Even George W. Bush realized he had made a mistake. Just not that the time. After all, during an April 2004 press conference President Bush could not name a single mistake he had made. "I'm sure something will pop into my head here," Bush explained, "Maybe I'm not as quick on my feet as I should be in coming up with one." But by May 2006, Dubya finally came up with one:
"Kind of tough talk, you know, that sent the wrong signal to people," Bush said. "I learned some lessons about expressing myself, maybe in a more sophisticated manner. ... I think in certain parts of the world it was misinterpreted."
And in January 2007, just days after he announced the surge in Iraq, Bush admitted to Scott Pelley on 60 Minutes that he had made mistakes, if only semantic ones:
PELLEY: You mention mistakes having been made in your speech. What mistakes are you talking about?
BUSH: You know, we've been through this before. Abu Ghraib was a mistake. Using bad language like, you know, "bring them on" was a mistake. I think history is gonna look back and see a lot of ways we could have done things better. No question about it.
In June 2008 during his final swing through Europe before leaving the White House, President Bush told The Times of London that his cowboy rhetoric was perhaps his greatest regret:
President Bush has admitted to The Times that his gun-slinging rhetoric made the world believe that he was a "guy really anxious for war" in Iraq.
[...] In an exclusive interview, he expressed regret at the bitter divisions over the war and said that he was troubled about how his country had been misunderstood. "I think that in retrospect I could have used a different tone, a different rhetoric."
Phrases such as "bring them on" or "dead or alive", he said, "indicated to people that I was, you know, not a man of peace."
And with his illicit programs of NSA domestic surveillance and detainee torture, certainly not a man who respected either the U.S. Constitution or laws passed by Congress. In 2010 when Dick Cheney ("I was a big supporter of waterboarding") and George W. Bush ("Yeah, we waterboarded Khalid Sheikh Mohammed") each bragged about having tortured detainees, Jonathan Turley lamented:
"It is an astonishing public admission since waterboarding is not just illegal but a war crime. It is akin to the vice president saying that he supported bank robbery or murder-for-hire as a public policy."

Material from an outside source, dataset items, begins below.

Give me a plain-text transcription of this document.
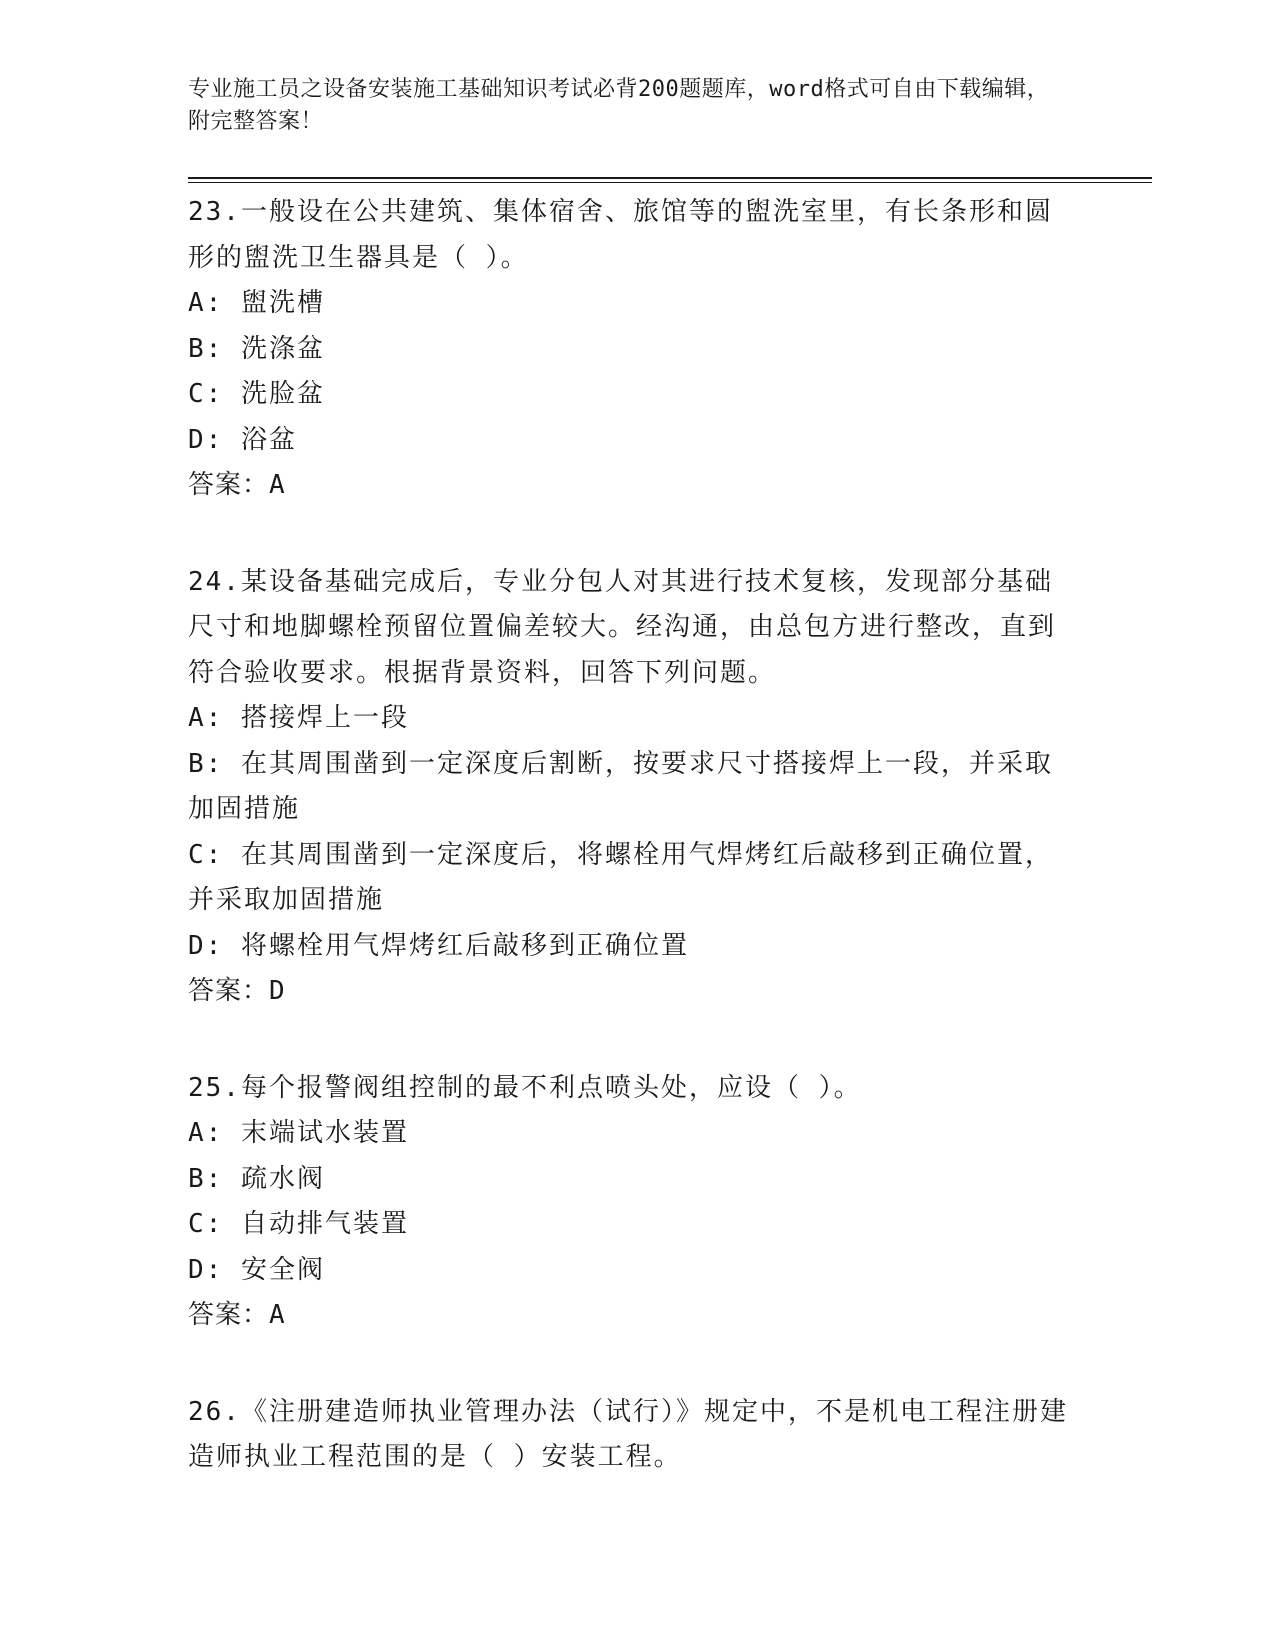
专业施工员之设备安装施工基础知识考试必背200题题库，word格式可自由下载编辑，附完整答案！

23.一般设在公共建筑、集体宿舍、旅馆等的盥洗室里，有长条形和圆形的盥洗卫生器具是（ ）。

A: 盥洗槽

B: 洗涤盆

C: 洗脸盆

D: 浴盆

答案：A

24.某设备基础完成后，专业分包人对其进行技术复核，发现部分基础尺寸和地脚螺栓预留位置偏差较大。经沟通，由总包方进行整改，直到符合验收要求。根据背景资料，回答下列问题。

A: 搭接焊上一段

B: 在其周围凿到一定深度后割断，按要求尺寸搭接焊上一段，并采取加固措施

C: 在其周围凿到一定深度后，将螺栓用气焊烤红后敲移到正确位置，并采取加固措施

D: 将螺栓用气焊烤红后敲移到正确位置

答案：D

25.每个报警阀组控制的最不利点喷头处，应设（ ）。

A: 末端试水装置

B: 疏水阀

C: 自动排气装置

D: 安全阀

答案：A

26.《注册建造师执业管理办法（试行）》规定中，不是机电工程注册建造师执业工程范围的是（ ）安装工程。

And as Turley rightly concluded at the time, the failure to prosecute them belonged to President Barack Obama:
"This shameful moment belongs not to Bush but to Obama who worked to block the fulfillment of our domestic and international obligations to prosecute such offenses. We will continue to have torture discussed casually as just another tough-guy policy choice. Because it would have been politically unpopular to prosecute people for torture, the Obama Administration has allowed officials to downgrade torture from a war crime to a talking point."
A talking point, that is, like "bring 'em on."